Nesse aspecto, parece não haver dúvidas de que andaram bem os ministros que historicamente concediam e concedem a ordem de Habeas Corpus para garantir aos conduzidos o direito ao silêncio. Contudo, a discussão de fundo não trata disto que, reitere-se, é sagrado — sobretudo porque é um postulado que se desdobra num direito fundamental insculpido no artigo 5º, da Constituição.

A gravidade se revela no fato de que se reiterou uma fundamentação decisória que não encontra nenhum respaldo legal do qual se possa inferir que se o convocado a prestar depoimento na CPI for investigado por outro órgão, o seu comparecimento para depor é convolado de compulsório para facultativo. A par disso, que é muito, não é o que a Constituição dispõe, desde uma análise sistemática, sobre a questão.

A partir disso, entende-se que há interferência direta nas atribuições do Poder Legislativo o fato de o STF afastar o comparecimento dos convocados a deporem em CPIs por meio de decisões, sobretudo monocráticas.

Ao afastar a compulsoriedade do comparecimento dos convocados, o STF esvazia a própria autoridade do Poder Legislativo, o qual está delineada, para tais fins, no artigo 58, §3º, da Constituição.

Tem-se, por fim, que é harmoniosa a convivência dos dispositivos constitucionais que atribuem ao Legislativo a função investigativa com o que assegura o direito ao silêncio e, por conseguinte, a vedação de práticas que induzam à autoincriminação.
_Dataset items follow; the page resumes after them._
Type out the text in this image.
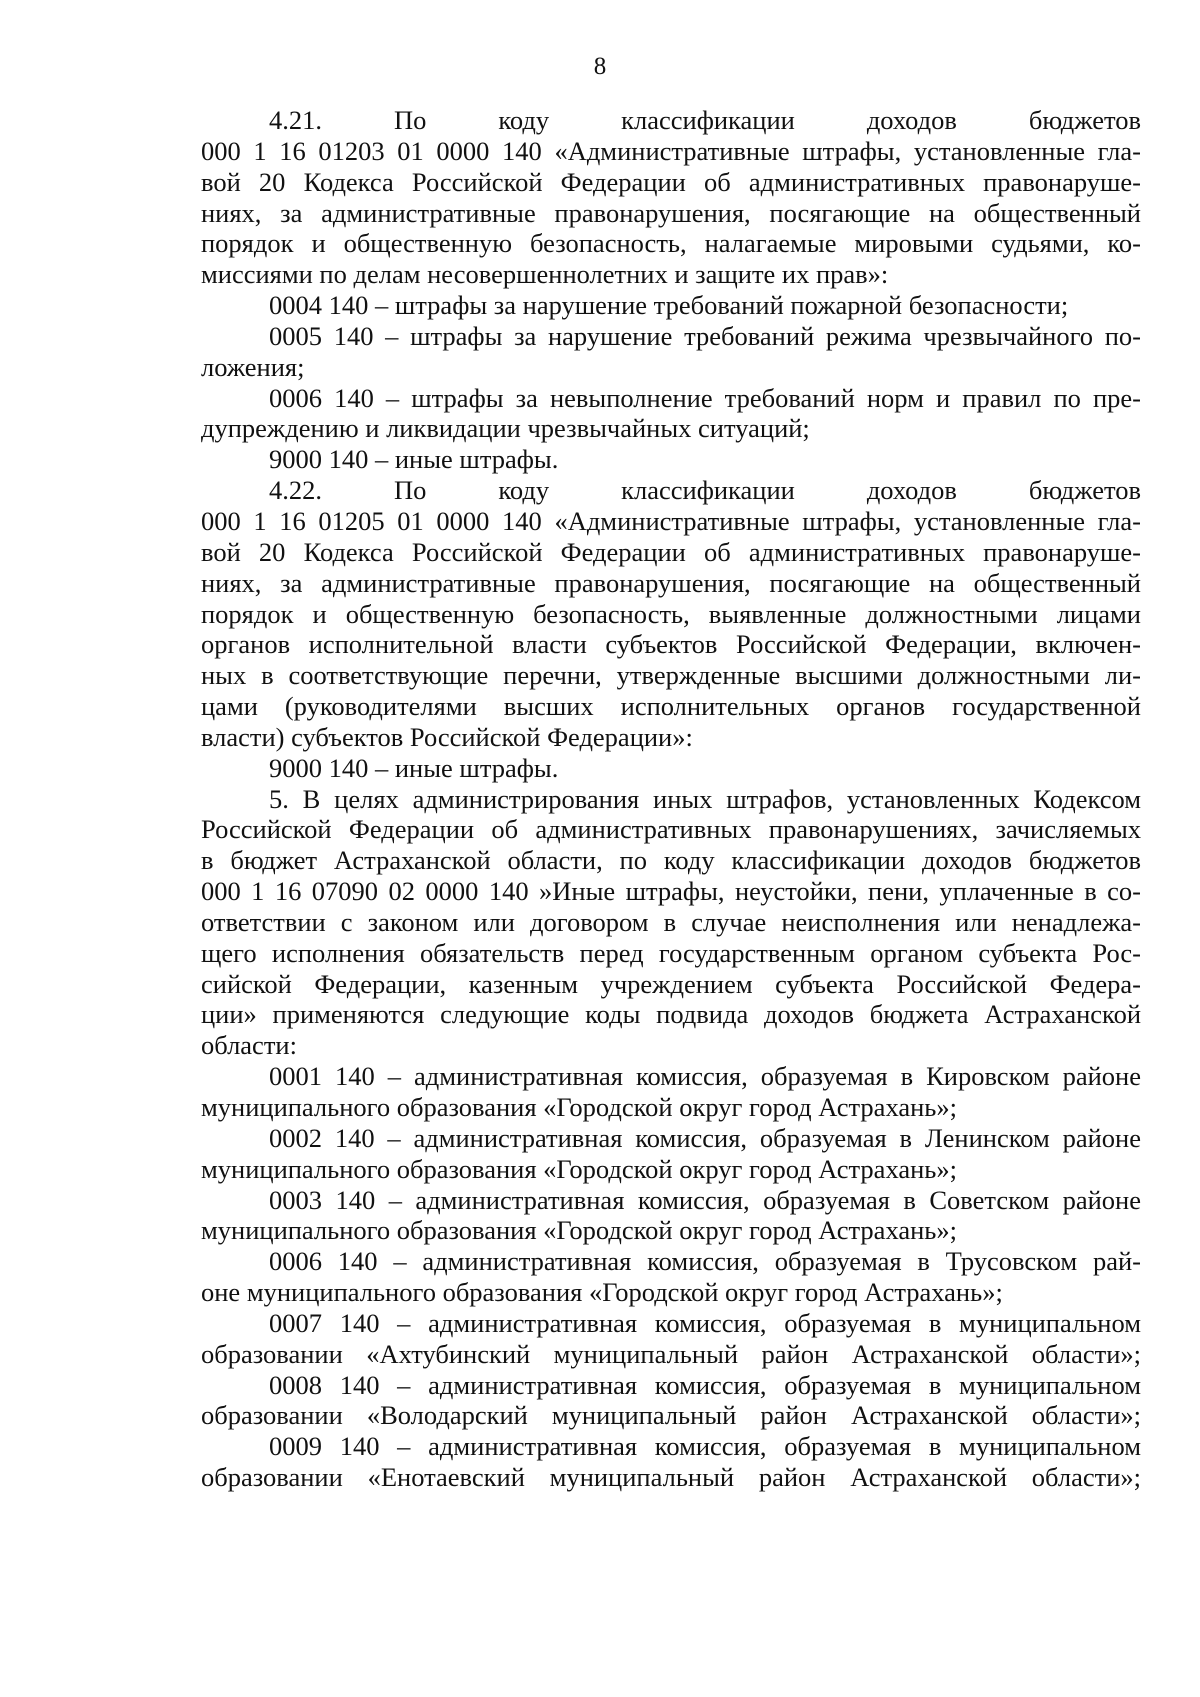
8
4.21. По коду классификации доходов бюджетов
000 1 16 01203 01 0000 140 «Административные штрафы, установленные гла-
вой 20 Кодекса Российской Федерации об административных правонаруше-
ниях, за административные правонарушения, посягающие на общественный
порядок и общественную безопасность, налагаемые мировыми судьями, ко-
миссиями по делам несовершеннолетних и защите их прав»:
0004 140 – штрафы за нарушение требований пожарной безопасности;
0005 140 – штрафы за нарушение требований режима чрезвычайного по-
ложения;
0006 140 – штрафы за невыполнение требований норм и правил по пре-
дупреждению и ликвидации чрезвычайных ситуаций;
9000 140 – иные штрафы.
4.22. По коду классификации доходов бюджетов
000 1 16 01205 01 0000 140 «Административные штрафы, установленные гла-
вой 20 Кодекса Российской Федерации об административных правонаруше-
ниях, за административные правонарушения, посягающие на общественный
порядок и общественную безопасность, выявленные должностными лицами
органов исполнительной власти субъектов Российской Федерации, включен-
ных в соответствующие перечни, утвержденные высшими должностными ли-
цами (руководителями высших исполнительных органов государственной
власти) субъектов Российской Федерации»:
9000 140 – иные штрафы.
5. В целях администрирования иных штрафов, установленных Кодексом
Российской Федерации об административных правонарушениях, зачисляемых
в бюджет Астраханской области, по коду классификации доходов бюджетов
000 1 16 07090 02 0000 140 »Иные штрафы, неустойки, пени, уплаченные в со-
ответствии с законом или договором в случае неисполнения или ненадлежа-
щего исполнения обязательств перед государственным органом субъекта Рос-
сийской Федерации, казенным учреждением субъекта Российской Федера-
ции» применяются следующие коды подвида доходов бюджета Астраханской
области:
0001 140 – административная комиссия, образуемая в Кировском районе
муниципального образования «Городской округ город Астрахань»;
0002 140 – административная комиссия, образуемая в Ленинском районе
муниципального образования «Городской округ город Астрахань»;
0003 140 – административная комиссия, образуемая в Советском районе
муниципального образования «Городской округ город Астрахань»;
0006 140 – административная комиссия, образуемая в Трусовском рай-
оне муниципального образования «Городской округ город Астрахань»;
0007 140 – административная комиссия, образуемая в муниципальном
образовании «Ахтубинский муниципальный район Астраханской области»;
0008 140 – административная комиссия, образуемая в муниципальном
образовании «Володарский муниципальный район Астраханской области»;
0009 140 – административная комиссия, образуемая в муниципальном
образовании «Енотаевский муниципальный район Астраханской области»;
As três decisões citadas no presente texto, que afastam a compulsoriedade de comparecimento dos depoentes, afronta a coerência do próprio ordenamento e demonstra que se trata de escolhas arbitrarias e não de decisões jurídicas conforme a Constituição: escolhe-se quem vai comparecer às sessões da CPI. E, conforme insiste Lênio Streck: "Decidir não é o mesmo que escolher. Decidir é um ato de responsabilidade política" [10].

Acrescenta-se como complemento: deve-se observar a Constituição e não parece que as últimas decisões reflitam o conteúdo da Carta Maior em sua inteireza.

 

 


[1] Vide STF, HC nº 229.632 MC/DF.

[2] Vide STF, HC nº 175121 MC/DF.

[3] Vide STF, em HC232643/DF.

[4] Vide STF, HC 175.121 MC/DF.

[5] Vide STF, HC 230.646/RJ. A mesma fundamentação fora usada no HC n° 230.624/DF.